L’unica vittoria è quella della 'neolingua' in versione XXI secolo.
Che chiama ‘operazione speciale’ una ‘guerra di aggressione e conquista’ e vede una prossima ‘vittoria’ in una ‘sconfitta epocale’ per tutti: per la Russia, che sarà messa al bando per anni dal mondo internazionale delle grandi diplomazie; per l’Ucraina, che già oggi vede la devastazione del suo territorio e la distruzione del suo essere comunità; per il mondo intero, e in particolare per quello in via di sviluppo, che soffrirà gli effetti perversi della recessione quando non della fame.
Ma lo schifo vero è il tifo di chi, da fuori campo, ai vertici di paesi e istituzioni che per fare i propri interessi in realtà si rivelano sempre più disinteressate alla convivenza del mondo, dice di volere la pace mentre invia armi perché continui la guerra, riempiendosi la bocca di retorica patriottarda che incita le vittime a vincere di fatto morendo sempre di più e gridando ossessivamente alla difesa di quei principi oggi violati che da sempre in passato ha violato.
Sono gli stessi attori incapaci (o, peggio, intenzionalmente indifferenti) a fare in modo che i belligeranti, di fronte a proposte oggi inesistenti, ma da costruire creativamente in chiave vantaggiosa per entrambe le parti da mediatori internazionali credibili, siano spinti, quasi costretti, ad una pace negoziata. Non l'hanno fatto quando era possibile farlo, subito dopo l'avvio della guerra (ripetere che la Russia deve smettere le ostilità e ritirarsi dai confini ucraini non è una proposta di pace), e oggi ogni tavolo è più lontano, incastrati tutti come siamo nell'imbuto di un conflitto armato che pare procedere in automatico e a oltranza.
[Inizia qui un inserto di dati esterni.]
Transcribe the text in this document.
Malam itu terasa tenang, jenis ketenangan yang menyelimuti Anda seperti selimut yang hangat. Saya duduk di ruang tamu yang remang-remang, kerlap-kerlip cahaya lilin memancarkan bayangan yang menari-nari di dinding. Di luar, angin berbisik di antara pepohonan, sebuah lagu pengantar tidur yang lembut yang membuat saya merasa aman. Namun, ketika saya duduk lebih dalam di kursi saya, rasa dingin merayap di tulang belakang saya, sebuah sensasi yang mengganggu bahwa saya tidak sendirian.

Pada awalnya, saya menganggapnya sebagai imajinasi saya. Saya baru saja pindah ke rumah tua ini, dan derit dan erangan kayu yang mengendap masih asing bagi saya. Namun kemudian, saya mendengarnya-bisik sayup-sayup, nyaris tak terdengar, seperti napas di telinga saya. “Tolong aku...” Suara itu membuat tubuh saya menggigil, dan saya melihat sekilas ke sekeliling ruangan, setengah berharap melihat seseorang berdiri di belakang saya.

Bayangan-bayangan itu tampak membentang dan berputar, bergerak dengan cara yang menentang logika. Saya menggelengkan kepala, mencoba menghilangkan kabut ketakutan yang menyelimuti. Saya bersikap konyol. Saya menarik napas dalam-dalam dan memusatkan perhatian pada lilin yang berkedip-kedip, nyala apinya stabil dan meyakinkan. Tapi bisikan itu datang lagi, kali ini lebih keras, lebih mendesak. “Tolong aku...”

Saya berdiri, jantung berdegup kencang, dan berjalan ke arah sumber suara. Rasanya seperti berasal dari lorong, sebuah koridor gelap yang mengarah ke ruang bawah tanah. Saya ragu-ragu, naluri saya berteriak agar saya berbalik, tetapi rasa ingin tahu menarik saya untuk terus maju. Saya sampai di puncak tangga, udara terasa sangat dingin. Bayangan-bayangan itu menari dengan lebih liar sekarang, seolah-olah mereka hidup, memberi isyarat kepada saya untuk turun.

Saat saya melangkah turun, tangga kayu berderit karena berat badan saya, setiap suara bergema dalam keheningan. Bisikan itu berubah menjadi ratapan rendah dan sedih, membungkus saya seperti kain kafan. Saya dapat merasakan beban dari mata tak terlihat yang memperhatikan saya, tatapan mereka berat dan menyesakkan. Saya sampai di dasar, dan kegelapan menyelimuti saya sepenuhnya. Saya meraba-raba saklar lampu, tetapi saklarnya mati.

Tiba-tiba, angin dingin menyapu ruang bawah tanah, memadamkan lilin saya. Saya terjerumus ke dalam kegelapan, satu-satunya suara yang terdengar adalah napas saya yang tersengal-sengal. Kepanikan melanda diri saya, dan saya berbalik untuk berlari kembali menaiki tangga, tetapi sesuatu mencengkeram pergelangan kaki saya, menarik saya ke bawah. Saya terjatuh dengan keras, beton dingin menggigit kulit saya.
La verità è che negoziare viene chiamato utopia e fare la guerra viene chiamato pragmatismo.
Potrebbero anche avere qualche ragione, sul piano dei puri risultati, se il tavolo da gioco fosse ancora quello in vigore fino agli inizi dell'altro secolo: in cui qualcuno, con la forza bruta delle lance o dei carrarmati, poteva vincere in misura maggiore di chi poteva perdere.
Ma siamo nel 2022 e anche restando nei limiti di una guerra convenzionale, con il coinvolgimento crescente della popolazione civile nelle operazioni di macelleria bellica, ormai scontato già dalla seconda guerra mondiale (Dresda e Hiroshima insegnano), tutti muoiono e nessuno vince se non aggiorniamo la visione del mondo.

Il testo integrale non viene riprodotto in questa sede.